Cuando Cristóbal Colón descubrió Cuba para el reino de España, se pensó que nuestro país sería un productor de oro inagotable, pero la realidad fue que las reservas de este metal eran bien escasas. La verdadera fuente de riquezas, a la larga, resultó ser el azúcar producido a partir del cultivo de la caña, el oro dulce fue el combustible que impulsó el motor de la prosperidad económica nacional.
Con el cultivo de la caña y la fabricación de azúcar llegaron de forma progresiva los adelantos tecnológicos, se aumentó la cantidad y calidad de su elaboración. Los siglos xix y xx, respectivamente, fueron testigos de una verdadera revolución de la industria azucarera, gran cantidad de ingenios surgieron a lo largo y ancho de nuestra geografía. Las guerras mundiales trajeron nefastas consecuencias para Europa, pero el vacío de producción en el viejo continente benefició a nuestra primera industria con el aumento de los precios del azúcar, períodos conocidos como de las vacas gordas y la danza de los millones.
Llegados los barbudos a La Habana, en 1959, se continuó con el fomento de la producción azucarera a partir de los centrales nacionalizados y, posteriormente, con algunos fabricados con ayuda del campo socialista. La década de los setenta del pasado siglo en nuestro país, fue de puro cañaveral. Se abandonaron y descuidaron otras tareas para potenciar esa obsesión de Fidel Castro que se nombró “La zafra de los diez millones”. Al final, solo fueron ocho los millones a costa del sacrificio de la mayoría. Lo único bueno surgido de esa época de chifladura, fue el popular grupo musical “Van Van”, nombre tomado por el eslogan de moda que rezaba: “De que van, van”, en referencia al cumplimiento del descabellado plan de producción.
De cualquier manera, es innegable el peso de esta industria en nuestra economía, por eso todos observamos boquiabiertos e incrédulos cuando se anunció, pocos años atrás, la “Tarea Álvaro Reinoso”, que no era otra cosa que un desmantelamiento irracional de la industria azucarera. La justificación dada fue de las más absurdas: que el precio del azúcar en el mercado internacional estaba demasiado bajo; nos preguntamos entonces ¿cómo es posible que otros países productores continuaron fabricando azúcar? La respuesta es que las empresas privadas son eficientes y las empresas socialistas nuestras no.
Así que la solución fue botar el sofá por la ventana, sin importar las consecuencias que a la postre acarreó semejante desatino: Comunidades enteras se convirtieron en pueblos fantasmas, al depender del central azucarero como medio y modo de vida. De nada valieron medidas emergentes que resultaron en fracasos, como era de esperar, para aliviar la situación a los miles de hombres y mujeres que quedaron desprotegidos al despojárseles de su medio de subsistencia e idiosincrasia. Hoy hay pueblos, como Lugareño, otrora orgullosa comunidad azucarera, donde los únicos empleos existentes son en servicios comunales y como obrero agrícola.

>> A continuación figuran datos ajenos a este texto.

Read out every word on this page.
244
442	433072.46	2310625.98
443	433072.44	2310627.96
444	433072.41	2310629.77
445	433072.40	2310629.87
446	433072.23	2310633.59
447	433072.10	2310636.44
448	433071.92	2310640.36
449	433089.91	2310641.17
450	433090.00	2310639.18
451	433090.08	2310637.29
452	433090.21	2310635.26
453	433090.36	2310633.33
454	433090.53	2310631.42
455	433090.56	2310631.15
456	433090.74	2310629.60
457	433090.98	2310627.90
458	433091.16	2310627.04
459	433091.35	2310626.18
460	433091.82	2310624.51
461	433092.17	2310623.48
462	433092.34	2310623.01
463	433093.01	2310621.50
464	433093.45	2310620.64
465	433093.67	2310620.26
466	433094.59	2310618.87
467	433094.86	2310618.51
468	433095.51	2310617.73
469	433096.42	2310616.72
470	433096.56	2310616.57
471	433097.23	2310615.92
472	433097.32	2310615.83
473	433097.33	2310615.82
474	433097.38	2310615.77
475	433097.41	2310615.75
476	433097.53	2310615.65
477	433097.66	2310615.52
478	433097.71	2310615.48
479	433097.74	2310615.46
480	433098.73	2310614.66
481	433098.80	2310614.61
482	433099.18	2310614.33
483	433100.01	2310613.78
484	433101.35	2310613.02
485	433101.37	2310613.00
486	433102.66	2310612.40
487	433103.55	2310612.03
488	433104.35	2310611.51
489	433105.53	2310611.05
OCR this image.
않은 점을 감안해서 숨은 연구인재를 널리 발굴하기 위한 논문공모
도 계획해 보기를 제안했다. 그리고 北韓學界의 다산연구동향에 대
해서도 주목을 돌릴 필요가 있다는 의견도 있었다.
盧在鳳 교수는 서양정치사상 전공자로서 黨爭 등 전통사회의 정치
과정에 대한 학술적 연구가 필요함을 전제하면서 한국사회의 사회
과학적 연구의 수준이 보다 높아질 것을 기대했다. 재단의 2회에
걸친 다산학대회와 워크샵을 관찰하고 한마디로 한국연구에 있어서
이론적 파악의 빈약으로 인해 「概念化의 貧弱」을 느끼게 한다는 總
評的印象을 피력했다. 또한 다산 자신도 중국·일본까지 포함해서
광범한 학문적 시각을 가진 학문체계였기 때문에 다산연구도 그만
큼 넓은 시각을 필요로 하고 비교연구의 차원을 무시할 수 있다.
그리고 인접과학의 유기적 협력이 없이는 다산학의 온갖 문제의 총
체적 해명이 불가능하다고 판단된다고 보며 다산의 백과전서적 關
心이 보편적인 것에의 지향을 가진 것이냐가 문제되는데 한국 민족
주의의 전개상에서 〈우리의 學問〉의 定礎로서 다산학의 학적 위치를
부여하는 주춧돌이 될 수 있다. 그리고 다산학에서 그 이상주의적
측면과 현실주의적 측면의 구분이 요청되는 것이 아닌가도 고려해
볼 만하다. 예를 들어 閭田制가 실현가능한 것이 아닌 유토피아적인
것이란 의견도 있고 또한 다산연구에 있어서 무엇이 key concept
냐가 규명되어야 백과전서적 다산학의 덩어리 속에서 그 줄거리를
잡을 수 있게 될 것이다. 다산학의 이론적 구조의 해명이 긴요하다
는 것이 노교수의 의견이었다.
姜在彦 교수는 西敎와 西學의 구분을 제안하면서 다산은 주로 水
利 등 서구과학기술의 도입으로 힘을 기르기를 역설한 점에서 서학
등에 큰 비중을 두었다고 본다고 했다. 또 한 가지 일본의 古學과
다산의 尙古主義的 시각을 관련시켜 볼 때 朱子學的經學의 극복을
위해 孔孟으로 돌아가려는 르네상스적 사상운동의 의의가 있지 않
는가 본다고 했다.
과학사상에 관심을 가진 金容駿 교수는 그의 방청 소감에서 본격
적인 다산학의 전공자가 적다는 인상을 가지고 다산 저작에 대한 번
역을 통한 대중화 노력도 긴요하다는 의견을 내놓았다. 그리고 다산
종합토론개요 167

Ahora la nomenclatura está corriendo y exigiendo producción y eficiencia, claro está, no reconocen su error, uno de tantos. Nada, que siguen experimentando y si no resulta, pues bien, “el momento histórico lo requería”, es la eterna justificación, amplificada servilmente por la oficial y maniatada prensa. Por supuesto, nadie rinde cuentas o paga, como no sea el sufrido pueblo cubano.